Standalone AI engines may be able to recognize specific elements within individual video frames, but no matter how good each individual recognition tool is, if they lack the ability to combine these findings in a contextual manner, then they cannot provide wisdom to identify complex sequences (like a particular character in a car chase) or even the true meaning of scene (like the line “As you wish” in The Princess Bride). By yielding logical, contextual search results, wisdom-driven platforms can facilitate faster decision making, improve scalability and open up new monetization opportunities.
Recently, advances in AI have been taking place at a furious pace. As user experience personalization becomes more important across the board, companies are using AI to create personalized services for billions of customers. The stage is set for leveraging wisdom to greatly speed up metadata tagging, media localization, review of existing content libraries and many other tasks that help create new revenue opportunities, while reducing costs.

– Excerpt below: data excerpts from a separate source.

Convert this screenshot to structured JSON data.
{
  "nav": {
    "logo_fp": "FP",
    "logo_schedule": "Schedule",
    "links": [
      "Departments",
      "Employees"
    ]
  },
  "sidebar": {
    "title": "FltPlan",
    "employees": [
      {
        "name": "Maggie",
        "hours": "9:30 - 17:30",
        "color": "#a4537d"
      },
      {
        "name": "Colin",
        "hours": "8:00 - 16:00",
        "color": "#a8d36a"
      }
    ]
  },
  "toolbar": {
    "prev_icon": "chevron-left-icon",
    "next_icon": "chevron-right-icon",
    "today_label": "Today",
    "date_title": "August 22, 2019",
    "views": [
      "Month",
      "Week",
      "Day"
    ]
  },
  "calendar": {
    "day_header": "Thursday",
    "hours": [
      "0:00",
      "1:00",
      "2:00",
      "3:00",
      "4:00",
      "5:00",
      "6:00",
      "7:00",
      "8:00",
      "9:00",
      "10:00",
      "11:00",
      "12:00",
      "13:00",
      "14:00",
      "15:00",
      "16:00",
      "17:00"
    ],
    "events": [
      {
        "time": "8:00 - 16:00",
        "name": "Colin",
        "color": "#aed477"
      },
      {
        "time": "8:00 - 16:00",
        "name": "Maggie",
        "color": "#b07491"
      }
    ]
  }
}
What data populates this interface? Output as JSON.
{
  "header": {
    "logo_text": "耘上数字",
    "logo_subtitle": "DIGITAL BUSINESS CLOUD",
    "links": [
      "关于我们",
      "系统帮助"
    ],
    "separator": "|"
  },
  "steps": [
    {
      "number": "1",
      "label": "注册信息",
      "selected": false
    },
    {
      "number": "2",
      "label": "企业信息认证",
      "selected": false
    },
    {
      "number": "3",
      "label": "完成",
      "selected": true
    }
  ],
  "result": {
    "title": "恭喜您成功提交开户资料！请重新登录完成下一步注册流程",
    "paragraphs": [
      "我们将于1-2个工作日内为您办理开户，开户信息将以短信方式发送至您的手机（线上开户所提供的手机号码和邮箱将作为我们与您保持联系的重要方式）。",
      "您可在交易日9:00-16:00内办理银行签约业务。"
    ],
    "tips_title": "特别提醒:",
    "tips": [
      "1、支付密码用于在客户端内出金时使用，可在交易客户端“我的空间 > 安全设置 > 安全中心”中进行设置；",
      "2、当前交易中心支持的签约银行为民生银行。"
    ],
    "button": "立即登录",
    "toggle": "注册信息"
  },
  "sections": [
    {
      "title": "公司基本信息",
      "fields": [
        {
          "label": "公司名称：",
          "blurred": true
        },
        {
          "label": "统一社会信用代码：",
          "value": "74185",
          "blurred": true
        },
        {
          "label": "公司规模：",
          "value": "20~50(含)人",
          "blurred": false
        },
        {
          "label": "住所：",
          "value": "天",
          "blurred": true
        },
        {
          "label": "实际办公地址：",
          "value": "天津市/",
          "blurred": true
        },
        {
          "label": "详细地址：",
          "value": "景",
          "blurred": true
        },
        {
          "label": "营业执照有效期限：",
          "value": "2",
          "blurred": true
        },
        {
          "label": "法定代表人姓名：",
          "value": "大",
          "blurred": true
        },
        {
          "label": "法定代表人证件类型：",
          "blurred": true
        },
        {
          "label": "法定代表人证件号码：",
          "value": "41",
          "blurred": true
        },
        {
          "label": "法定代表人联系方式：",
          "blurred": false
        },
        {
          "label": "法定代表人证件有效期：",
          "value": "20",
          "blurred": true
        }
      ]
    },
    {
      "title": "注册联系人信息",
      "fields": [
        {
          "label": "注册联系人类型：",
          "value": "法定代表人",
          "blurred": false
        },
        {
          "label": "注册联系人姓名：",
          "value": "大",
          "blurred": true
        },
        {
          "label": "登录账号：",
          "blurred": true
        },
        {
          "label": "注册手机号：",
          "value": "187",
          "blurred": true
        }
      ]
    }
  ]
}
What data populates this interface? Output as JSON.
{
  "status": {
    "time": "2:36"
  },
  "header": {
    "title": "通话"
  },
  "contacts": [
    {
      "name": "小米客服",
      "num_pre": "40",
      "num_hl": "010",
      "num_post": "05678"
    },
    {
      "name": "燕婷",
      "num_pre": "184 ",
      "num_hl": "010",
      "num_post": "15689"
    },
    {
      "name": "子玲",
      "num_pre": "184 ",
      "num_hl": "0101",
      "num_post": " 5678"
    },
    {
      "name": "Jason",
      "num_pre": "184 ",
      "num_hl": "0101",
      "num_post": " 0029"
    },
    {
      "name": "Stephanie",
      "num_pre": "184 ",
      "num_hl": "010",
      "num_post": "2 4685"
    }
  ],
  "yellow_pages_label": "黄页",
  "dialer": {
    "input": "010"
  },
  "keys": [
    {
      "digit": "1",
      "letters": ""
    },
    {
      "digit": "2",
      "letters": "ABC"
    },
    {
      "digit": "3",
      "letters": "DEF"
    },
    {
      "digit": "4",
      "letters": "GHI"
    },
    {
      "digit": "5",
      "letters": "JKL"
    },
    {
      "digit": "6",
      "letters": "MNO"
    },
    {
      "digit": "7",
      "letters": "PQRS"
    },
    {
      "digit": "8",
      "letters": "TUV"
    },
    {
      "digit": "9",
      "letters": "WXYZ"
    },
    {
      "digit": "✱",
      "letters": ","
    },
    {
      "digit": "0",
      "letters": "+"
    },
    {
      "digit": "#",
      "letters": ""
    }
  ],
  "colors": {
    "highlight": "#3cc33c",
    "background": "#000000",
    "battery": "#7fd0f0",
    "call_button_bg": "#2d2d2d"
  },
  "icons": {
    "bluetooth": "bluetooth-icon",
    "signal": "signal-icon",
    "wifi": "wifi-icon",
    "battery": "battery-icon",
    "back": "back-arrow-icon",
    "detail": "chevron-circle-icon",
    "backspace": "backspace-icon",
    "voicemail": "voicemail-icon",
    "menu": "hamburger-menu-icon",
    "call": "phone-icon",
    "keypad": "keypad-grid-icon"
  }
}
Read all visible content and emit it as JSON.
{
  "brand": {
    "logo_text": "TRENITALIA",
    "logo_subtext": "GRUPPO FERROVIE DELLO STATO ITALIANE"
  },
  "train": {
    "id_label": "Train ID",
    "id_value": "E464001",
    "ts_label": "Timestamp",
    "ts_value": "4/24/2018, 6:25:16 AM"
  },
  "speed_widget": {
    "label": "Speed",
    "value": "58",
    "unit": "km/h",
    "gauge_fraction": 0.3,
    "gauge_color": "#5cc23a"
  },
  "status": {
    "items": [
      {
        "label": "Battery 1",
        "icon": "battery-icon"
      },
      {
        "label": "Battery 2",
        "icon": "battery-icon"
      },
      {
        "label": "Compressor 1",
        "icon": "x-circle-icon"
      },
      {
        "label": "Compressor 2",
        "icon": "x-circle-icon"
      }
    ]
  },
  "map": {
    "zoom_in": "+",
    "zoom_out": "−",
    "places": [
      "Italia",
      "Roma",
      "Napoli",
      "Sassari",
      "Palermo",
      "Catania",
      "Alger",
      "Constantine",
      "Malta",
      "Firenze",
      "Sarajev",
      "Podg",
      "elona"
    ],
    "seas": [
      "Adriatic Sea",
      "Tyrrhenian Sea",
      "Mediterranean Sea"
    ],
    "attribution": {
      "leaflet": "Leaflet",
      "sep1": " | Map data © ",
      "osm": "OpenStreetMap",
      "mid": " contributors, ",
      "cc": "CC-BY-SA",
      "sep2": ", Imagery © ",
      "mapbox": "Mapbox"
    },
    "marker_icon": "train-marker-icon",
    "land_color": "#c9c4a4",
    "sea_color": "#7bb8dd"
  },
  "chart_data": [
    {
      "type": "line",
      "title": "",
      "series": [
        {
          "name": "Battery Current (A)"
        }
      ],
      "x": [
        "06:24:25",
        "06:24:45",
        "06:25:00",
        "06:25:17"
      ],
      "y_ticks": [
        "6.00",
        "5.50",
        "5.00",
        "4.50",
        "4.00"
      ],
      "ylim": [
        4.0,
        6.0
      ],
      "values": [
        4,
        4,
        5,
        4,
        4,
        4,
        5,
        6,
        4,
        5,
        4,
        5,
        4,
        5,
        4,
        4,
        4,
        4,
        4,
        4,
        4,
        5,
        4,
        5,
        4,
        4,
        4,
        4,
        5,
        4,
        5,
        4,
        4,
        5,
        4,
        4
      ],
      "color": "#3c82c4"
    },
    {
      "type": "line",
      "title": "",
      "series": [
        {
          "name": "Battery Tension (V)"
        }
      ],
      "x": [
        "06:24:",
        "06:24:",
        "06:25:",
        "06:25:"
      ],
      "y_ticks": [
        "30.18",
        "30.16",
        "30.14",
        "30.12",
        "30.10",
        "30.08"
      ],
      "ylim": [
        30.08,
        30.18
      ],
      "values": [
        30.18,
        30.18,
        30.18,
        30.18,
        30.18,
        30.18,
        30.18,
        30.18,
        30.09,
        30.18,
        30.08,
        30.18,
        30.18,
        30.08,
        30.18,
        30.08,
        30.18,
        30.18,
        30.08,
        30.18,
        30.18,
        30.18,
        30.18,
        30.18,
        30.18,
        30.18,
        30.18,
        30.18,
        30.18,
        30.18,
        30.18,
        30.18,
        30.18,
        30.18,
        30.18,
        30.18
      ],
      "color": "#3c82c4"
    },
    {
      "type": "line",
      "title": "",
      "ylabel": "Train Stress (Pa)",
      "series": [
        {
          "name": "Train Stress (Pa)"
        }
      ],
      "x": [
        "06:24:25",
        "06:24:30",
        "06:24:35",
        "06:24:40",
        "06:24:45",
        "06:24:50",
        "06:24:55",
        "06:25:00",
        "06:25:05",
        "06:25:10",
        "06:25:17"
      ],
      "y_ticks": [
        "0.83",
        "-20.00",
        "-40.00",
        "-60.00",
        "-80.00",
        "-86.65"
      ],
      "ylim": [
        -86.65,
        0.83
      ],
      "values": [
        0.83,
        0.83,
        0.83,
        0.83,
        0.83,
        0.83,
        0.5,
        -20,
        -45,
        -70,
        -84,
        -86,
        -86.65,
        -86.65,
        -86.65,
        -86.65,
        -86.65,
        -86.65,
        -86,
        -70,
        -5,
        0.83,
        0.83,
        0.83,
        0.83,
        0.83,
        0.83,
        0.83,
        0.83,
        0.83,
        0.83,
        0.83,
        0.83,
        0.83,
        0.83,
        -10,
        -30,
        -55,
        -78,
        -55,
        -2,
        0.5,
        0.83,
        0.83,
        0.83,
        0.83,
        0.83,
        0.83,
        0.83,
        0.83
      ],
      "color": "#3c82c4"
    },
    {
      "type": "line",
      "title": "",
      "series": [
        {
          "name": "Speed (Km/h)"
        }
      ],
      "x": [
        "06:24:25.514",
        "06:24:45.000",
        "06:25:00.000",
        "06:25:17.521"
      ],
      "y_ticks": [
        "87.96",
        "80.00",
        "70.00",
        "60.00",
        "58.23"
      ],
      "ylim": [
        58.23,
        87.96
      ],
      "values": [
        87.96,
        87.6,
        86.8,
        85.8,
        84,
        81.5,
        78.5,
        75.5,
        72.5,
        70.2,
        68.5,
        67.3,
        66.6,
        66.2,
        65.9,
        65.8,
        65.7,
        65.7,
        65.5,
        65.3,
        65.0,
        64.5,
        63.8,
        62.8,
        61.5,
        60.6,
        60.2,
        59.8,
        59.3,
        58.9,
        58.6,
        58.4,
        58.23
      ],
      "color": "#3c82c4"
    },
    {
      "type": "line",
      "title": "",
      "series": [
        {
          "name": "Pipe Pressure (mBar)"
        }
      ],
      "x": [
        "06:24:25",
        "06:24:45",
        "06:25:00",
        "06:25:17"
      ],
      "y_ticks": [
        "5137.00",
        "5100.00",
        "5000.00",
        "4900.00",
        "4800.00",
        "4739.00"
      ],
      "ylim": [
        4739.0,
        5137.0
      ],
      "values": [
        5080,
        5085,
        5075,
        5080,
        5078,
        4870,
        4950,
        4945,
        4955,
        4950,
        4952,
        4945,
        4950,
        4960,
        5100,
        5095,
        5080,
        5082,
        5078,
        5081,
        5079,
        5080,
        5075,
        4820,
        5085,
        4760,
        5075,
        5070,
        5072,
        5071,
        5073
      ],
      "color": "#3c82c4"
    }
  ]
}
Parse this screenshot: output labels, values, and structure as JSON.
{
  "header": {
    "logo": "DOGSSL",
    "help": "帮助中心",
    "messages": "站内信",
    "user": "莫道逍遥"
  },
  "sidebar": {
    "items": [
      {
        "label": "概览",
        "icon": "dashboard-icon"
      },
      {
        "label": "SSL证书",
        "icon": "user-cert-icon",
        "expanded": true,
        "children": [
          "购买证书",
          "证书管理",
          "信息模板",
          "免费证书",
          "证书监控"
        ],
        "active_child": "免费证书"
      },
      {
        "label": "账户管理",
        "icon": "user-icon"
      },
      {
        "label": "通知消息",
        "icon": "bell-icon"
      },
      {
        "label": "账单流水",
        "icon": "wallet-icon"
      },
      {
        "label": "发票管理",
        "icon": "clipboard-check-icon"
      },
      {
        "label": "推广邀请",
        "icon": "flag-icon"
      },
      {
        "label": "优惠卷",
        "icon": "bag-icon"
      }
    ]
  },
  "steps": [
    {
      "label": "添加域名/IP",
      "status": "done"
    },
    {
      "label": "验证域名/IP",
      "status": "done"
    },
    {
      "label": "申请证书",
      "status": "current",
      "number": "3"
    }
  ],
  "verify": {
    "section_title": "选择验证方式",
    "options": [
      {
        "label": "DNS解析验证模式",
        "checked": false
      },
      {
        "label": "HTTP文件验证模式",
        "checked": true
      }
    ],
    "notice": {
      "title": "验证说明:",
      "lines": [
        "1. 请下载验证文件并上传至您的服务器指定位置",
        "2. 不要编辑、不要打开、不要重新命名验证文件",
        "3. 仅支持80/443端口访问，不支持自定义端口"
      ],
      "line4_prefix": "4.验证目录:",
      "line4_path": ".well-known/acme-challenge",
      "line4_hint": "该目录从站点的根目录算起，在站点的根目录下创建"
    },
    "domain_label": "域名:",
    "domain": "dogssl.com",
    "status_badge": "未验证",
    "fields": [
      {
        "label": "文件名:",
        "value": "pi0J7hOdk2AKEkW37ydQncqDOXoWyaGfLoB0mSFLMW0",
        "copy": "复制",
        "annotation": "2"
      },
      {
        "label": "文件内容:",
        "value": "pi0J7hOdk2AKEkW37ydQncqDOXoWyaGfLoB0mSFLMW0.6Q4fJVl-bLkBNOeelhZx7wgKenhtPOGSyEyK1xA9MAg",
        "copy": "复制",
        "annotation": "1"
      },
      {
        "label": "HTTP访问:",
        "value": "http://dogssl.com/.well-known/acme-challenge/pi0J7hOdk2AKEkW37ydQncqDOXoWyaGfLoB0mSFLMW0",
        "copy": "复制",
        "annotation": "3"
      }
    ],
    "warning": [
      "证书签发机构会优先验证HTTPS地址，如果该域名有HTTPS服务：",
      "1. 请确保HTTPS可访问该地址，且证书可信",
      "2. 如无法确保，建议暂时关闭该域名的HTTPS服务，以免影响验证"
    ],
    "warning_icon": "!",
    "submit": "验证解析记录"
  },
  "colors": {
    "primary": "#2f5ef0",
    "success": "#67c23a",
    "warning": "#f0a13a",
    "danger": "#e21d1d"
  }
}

Of course, machine wisdom does have limitations, and human quality control remains paramount. For example, while AI voice recognition capabilities have improved over time, there are still challenges when working on content with considerable cross-talk, background noise, heavy accents and a lot of high context content (like sarcasm or humor). But with extensive research and development yielding new developments every day, wisdom (on the back of AI and ML) clearly has promise to help M&E companies enhance operational efficiencies and achieve faster time-to-market.